The filing asks the court to implement provisional or short-term measures to halt Israel’s campaign in an urgent effort “to protect against further, severe and irreparable harm to the rights of the Palestinian people”.
Israel has condemned the suit.
“Israel has made it clear that the residents of the Gaza Strip are not the enemy, and is making every effort to limit harm to the non-involved and to allow humanitarian aid to enter the Gaza Strip,” according to a statement from Israel’s foreign ministry.
A hearing has not yet been scheduled but is expected within the coming days or weeks.
South Africa has long criticised Israel’s campaign in Gaza and has repeatedly compared Israel’s treatment of Palestinians and occupied territories to that of its own violent apartheid-era past.
Last month, South Africa pushed for the International Criminal Court at The Hague to investigate Israel’s actions in Gaza.
That court prosecutes nations for war crimes, crimes against humanity and genocide, while the International Court of Justice settles disputes between nations.
South African officials said in a statement that the country is “gravely concerned with the plight of civilians caught in the present Israeli attacks on the Gaza Strip due to the indiscriminate use of force and forcible removal of inhabitants.”
Officials said “There are ongoing reports of international crimes, such as crimes against humanity and war crimes, being committed” as well as other acts that meet the threshold of genocide under the UN’s Convention on the Prevention and Punishment of the Crime of Genocide, and which “may still be committed in the context of the ongoing massacres in Gaza.”
Last week, the United Nations Security Council narrowly approved a resolution pressing for the urgently needed passage of humanitarian aid into Gaza after more than two months of attacks.
Following several days of negotiations led by the United States, the council stopped short of a resolution calling for an immediate cessation of violence, instead approving a watered-down measure to avoid a veto from the US, which has blocked previous UN attempts to stem the violence.
The long-delayed vote in the 15-member council on 22 December was 13-0. The US and Russia ultimately abstained from voting.
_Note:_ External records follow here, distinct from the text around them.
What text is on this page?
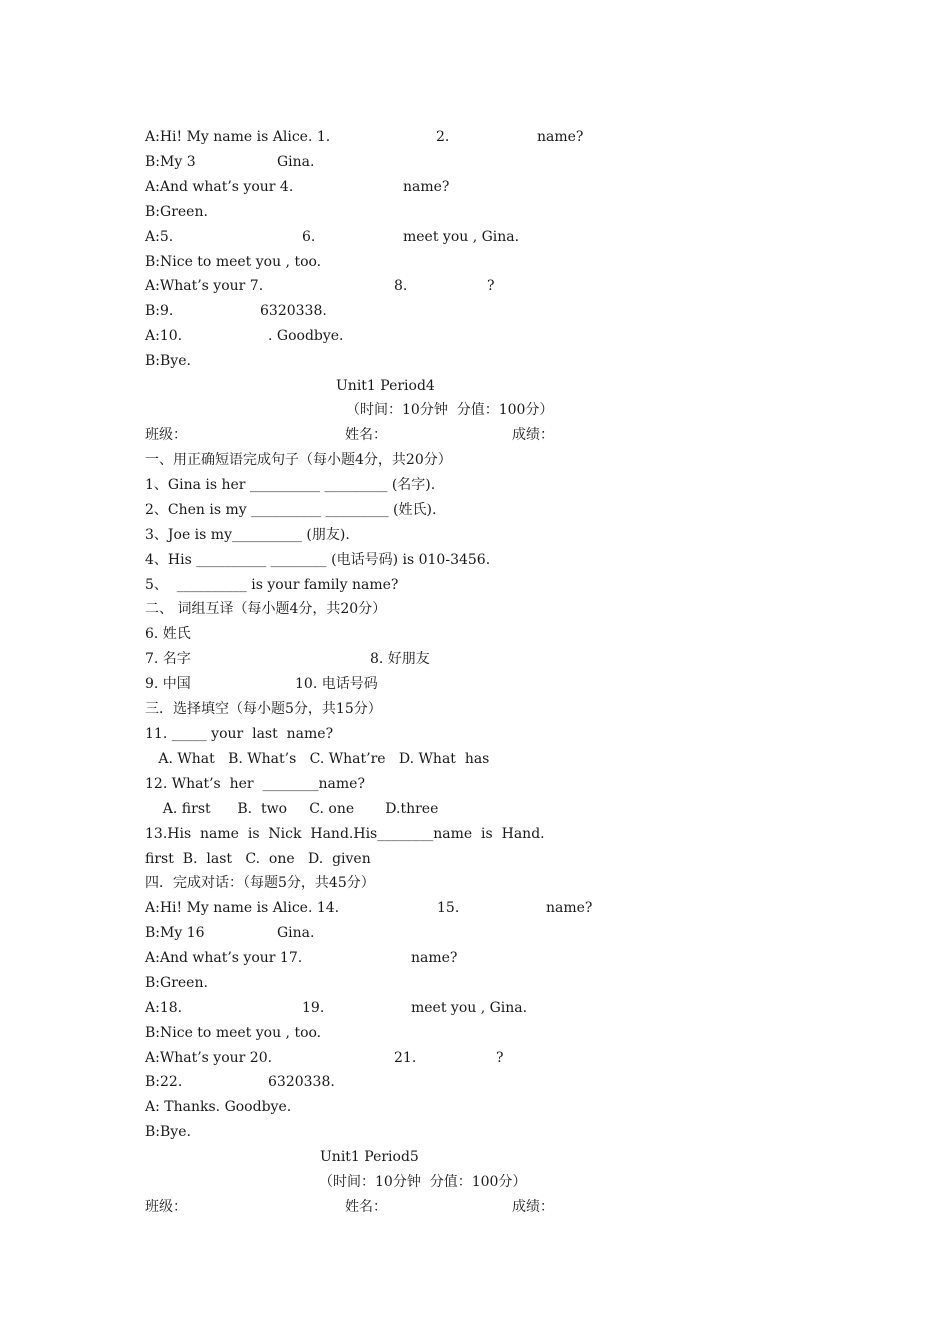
A:Hi! My name is Alice. 1.	2.	name?
B:My 3	Gina.
A:And what’s your 4.	name?
B:Green.
A:5.	6.	meet you , Gina.
B:Nice to meet you , too.
A:What’s your 7.	8.	?
B:9.	6320338.
A:10.	. Goodbye.
B:Bye.
Unit1 Period4
（时间：10分钟  分值：100分）
班级：	姓名：	成绩：
一、用正确短语完成句子（每小题4分，共20分）
1、Gina is her __________ _________ (名字).
2、Chen is my __________ _________ (姓氏).
3、Joe is my__________ (朋友).
4、His __________ ________ (电话号码) is 010-3456.
5、  __________ is your family name?
二、 词组互译（每小题4分，共20分）
6. 姓氏
7. 名字	8. 好朋友
9. 中国	10. 电话号码
三．选择填空（每小题5分，共15分）
11. _____ your  last  name?
A. What   B. What’s   C. What’re   D. What  has
12. What’s  her  ________name?
A. first      B.  two     C. one       D.three
13.His  name  is  Nick  Hand.His________name  is  Hand.
first  B.  last   C.  one   D.  given
四．完成对话：（每题5分，共45分）
A:Hi! My name is Alice. 14.	15.	name?
B:My 16	Gina.
A:And what’s your 17.	name?
B:Green.
A:18.	19.	meet you , Gina.
B:Nice to meet you , too.
A:What’s your 20.	21.	?
B:22.	6320338.
A: Thanks. Goodbye.
B:Bye.
Unit1 Period5
（时间：10分钟  分值：100分）
班级：	姓名：	成绩：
A final version did not include demands for a ceasefire or any immediate pause in the fighting, making it unlikely that the measure to support the flow of aid into Gaza – which is largely in Israel’s control – will slow the violence that has killed thousands of Palestinians, including more than 8,000 children, according to Gaza’s health ministry.
On Thursday, Israeli forces reportedly shot at a UN convoy of armoured vehicles in central Gaza after it was returning from aid deliveries in the north.
“Israeli soldiers fired at an aid convoy as it returned from northern Gaza along a route designated by the Israeli Army,” according to Thomas White, the Gaza director for the United Nations Relief and Works Agency for Palestine Refugees in the Near East. No injuries were reported.
“Aid workers should never be a target,” Mr White said.